Ask if they need medical assistance; if so, refer them to Student Health and Counseling. If after hours, contact Campus & Public Safety for assistance getting to the hospital.

Disclosing sexual or relationship violence can be embarrassing and frightening. There is no need to ask for more details than the person initially gives you about the incident. While you cannot make promises about what will happen next, you can tell the person that you appreciate their trust and given them the resources that can be helpful to them.
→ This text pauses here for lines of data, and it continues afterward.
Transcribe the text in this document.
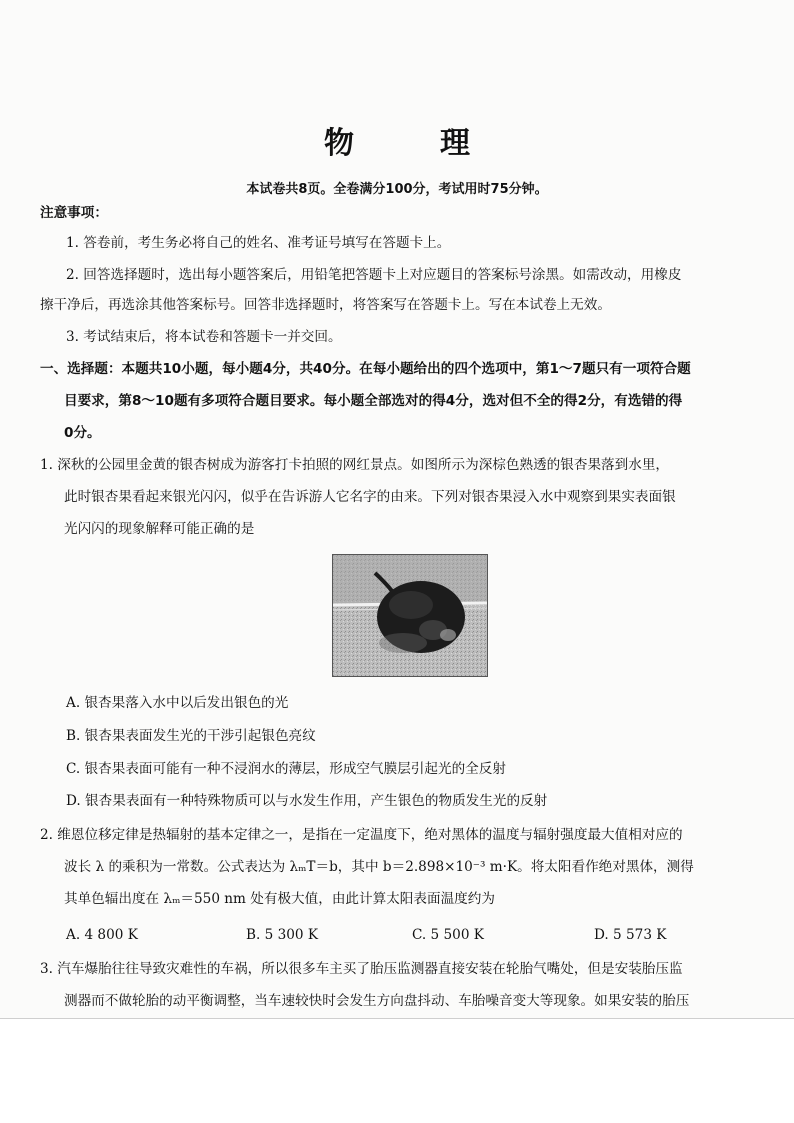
物　理
本试卷共8页。全卷满分100分，考试用时75分钟。
注意事项：
1. 答卷前，考生务必将自己的姓名、准考证号填写在答题卡上。
2. 回答选择题时，选出每小题答案后，用铅笔把答题卡上对应题目的答案标号涂黑。如需改动，用橡皮
擦干净后，再选涂其他答案标号。回答非选择题时，将答案写在答题卡上。写在本试卷上无效。
3. 考试结束后，将本试卷和答题卡一并交回。
一、选择题：本题共10小题，每小题4分，共40分。在每小题给出的四个选项中，第1～7题只有一项符合题
目要求，第8～10题有多项符合题目要求。每小题全部选对的得4分，选对但不全的得2分，有选错的得
0分。
1. 深秋的公园里金黄的银杏树成为游客打卡拍照的网红景点。如图所示为深棕色熟透的银杏果落到水里，
此时银杏果看起来银光闪闪，似乎在告诉游人它名字的由来。下列对银杏果浸入水中观察到果实表面银
光闪闪的现象解释可能正确的是
A. 银杏果落入水中以后发出银色的光
B. 银杏果表面发生光的干涉引起银色亮纹
C. 银杏果表面可能有一种不浸润水的薄层，形成空气膜层引起光的全反射
D. 银杏果表面有一种特殊物质可以与水发生作用，产生银色的物质发生光的反射
2. 维恩位移定律是热辐射的基本定律之一，是指在一定温度下，绝对黑体的温度与辐射强度最大值相对应的
波长 λ 的乘积为一常数。公式表达为 λₘT＝b，其中 b＝2.898×10⁻³ m·K。将太阳看作绝对黑体，测得
其单色辐出度在 λₘ＝550 nm 处有极大值，由此计算太阳表面温度约为
A. 4 800 K	B. 5 300 K	C. 5 500 K	D. 5 573 K
3. 汽车爆胎往往导致灾难性的车祸，所以很多车主买了胎压监测器直接安装在轮胎气嘴处，但是安装胎压监
测器而不做轮胎的动平衡调整，当车速较快时会发生方向盘抖动、车胎噪音变大等现象。如果安装的胎压
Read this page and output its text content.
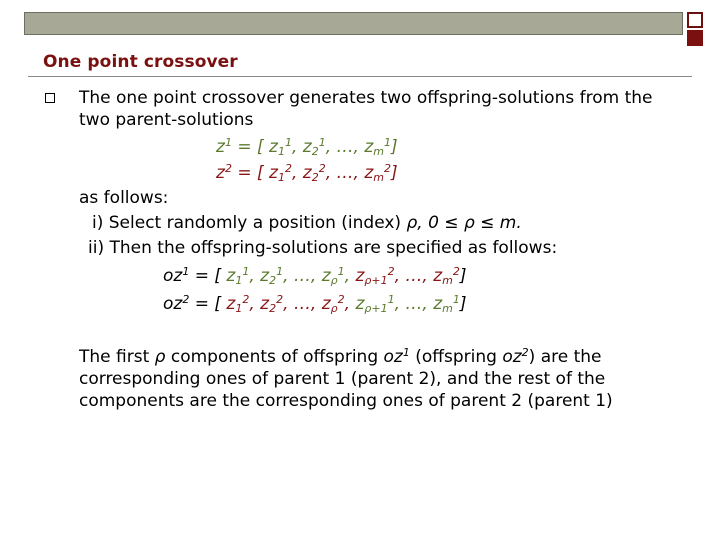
One point crossover
The one point crossover generates two offspring-solutions from the
two parent-solutions
$z^1$ = [ $z_1^1$, $z_2^1$, …, $z_m^1$]
$z^2$ = [ $z_1^2$, $z_2^2$, …, $z_m^2$]
as follows:
i) Select randomly a position (index) ρ, 0 ≤ ρ ≤ m.
ii) Then the offspring-solutions are specified as follows:
$oz^1$ = [ $z_1^1$, $z_2^1$, …, $z_\rho^1$, $z_{\rho+1}^2$, …, $z_m^2$]
$oz^2$ = [ $z_1^2$, $z_2^2$, …, $z_\rho^2$, $z_{\rho+1}^1$, …, $z_m^1$]
The first ρ components of offspring $oz^1$ (offspring $oz^2$) are the
corresponding ones of parent 1 (parent 2), and the rest of the
components are the corresponding ones of parent 2 (parent 1)
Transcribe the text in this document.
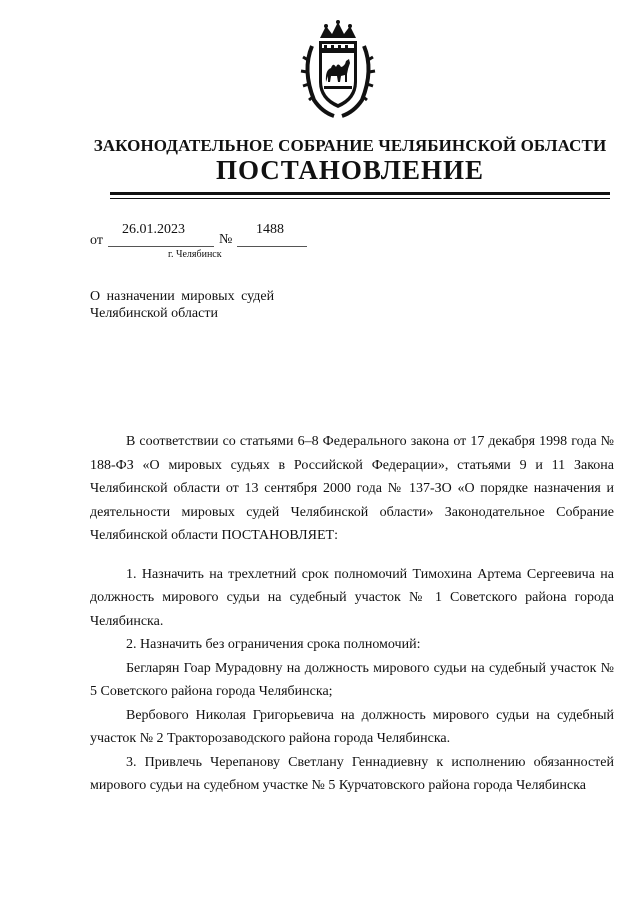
ЗАКОНОДАТЕЛЬНОЕ СОБРАНИЕ ЧЕЛЯБИНСКОЙ ОБЛАСТИ
ПОСТАНОВЛЕНИЕ
от
26.01.2023
№
1488
г. Челябинск
О назначении мировых судей
Челябинской области

В соответствии со статьями 6–8 Федерального закона от 17 декабря 1998 года № 188-ФЗ «О мировых судьях в Российской Федерации», статьями 9 и 11 Закона Челябинской области от 13 сентября 2000 года № 137-ЗО «О порядке назначения и деятельности мировых судей Челябинской области» Законодательное Собрание Челябинской области ПОСТАНОВЛЯЕТ:

1. Назначить на трехлетний срок полномочий Тимохина Артема Сергеевича на должность мирового судьи на судебный участок № 1 Советского района города Челябинска.

2. Назначить без ограничения срока полномочий:

Бегларян Гоар Мурадовну на должность мирового судьи на судебный участок № 5 Советского района города Челябинска;

Вербового Николая Григорьевича на должность мирового судьи на судебный участок № 2 Тракторозаводского района города Челябинска.

3. Привлечь Черепанову Светлану Геннадиевну к исполнению обязанностей мирового судьи на судебном участке № 5 Курчатовского района города Челябинска
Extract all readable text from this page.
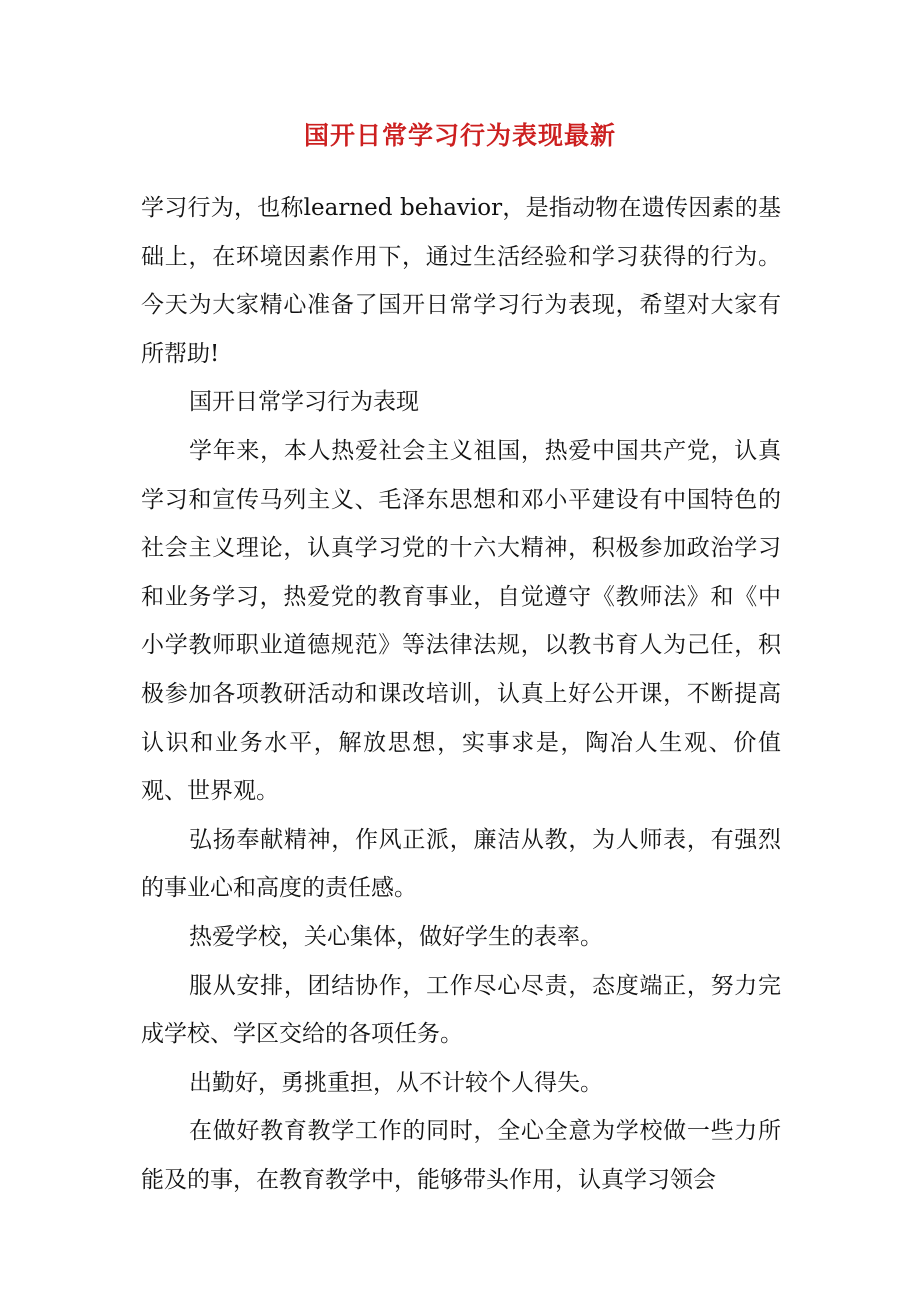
国开日常学习行为表现最新

学习行为，也称learned behavior，是指动物在遗传因素的基础上，在环境因素作用下，通过生活经验和学习获得的行为。 今天为大家精心准备了国开日常学习行为表现，希望对大家有所帮助!

国开日常学习行为表现

学年来，本人热爱社会主义祖国，热爱中国共产党，认真学习和宣传马列主义、毛泽东思想和邓小平建设有中国特色的社会主义理论，认真学习党的十六大精神，积极参加政治学习和业务学习，热爱党的教育事业，自觉遵守《教师法》和《中小学教师职业道德规范》等法律法规，以教书育人为己任，积极参加各项教研活动和课改培训，认真上好公开课，不断提高认识和业务水平，解放思想，实事求是，陶冶人生观、价值观、世界观。

弘扬奉献精神，作风正派，廉洁从教，为人师表，有强烈的事业心和高度的责任感。

热爱学校，关心集体，做好学生的表率。

服从安排，团结协作，工作尽心尽责，态度端正，努力完成学校、学区交给的各项任务。

出勤好，勇挑重担，从不计较个人得失。

在做好教育教学工作的同时，全心全意为学校做一些力所能及的事，在教育教学中，能够带头作用，认真学习领会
When you conclude your conversation, ask if they would like to speak with a counselor or someone in Campus & Public Safety. Give them appropriate phone numbers from the Resource List. Depending on their response, you can offer to call the counseling center for them to make an appointment or walk them over.


If the survivor is in danger, or you think the perpetrator may be dangerous to someone else, call Campus & Public Safety as soon as possible.

An obligatory report can be made by phone or by email (email is preferable) to the Title IX Coordinator (or designee), the Vice President of Student Life & Dean of Students or to Campus & Public Safety.

You must report:

  • Sexual harassment
  • Unwanted sexual contact
  • Sexual assault
  • Physical or sexual violence between romantic partners
  • Stalking

If you know the name of the survivor or alleged perpetrator and the type of incident, that is enough to make a report. Third-party information must also be reported if you have the name of either the alleged victim or the perpetrator. You must disclose all information that you have about a situation.

If you need more information or are not sure what to do, please contact the Title IX Coordinator (or designee), the Vice President of Student Life & Dean of Students or Campus & Public Safety.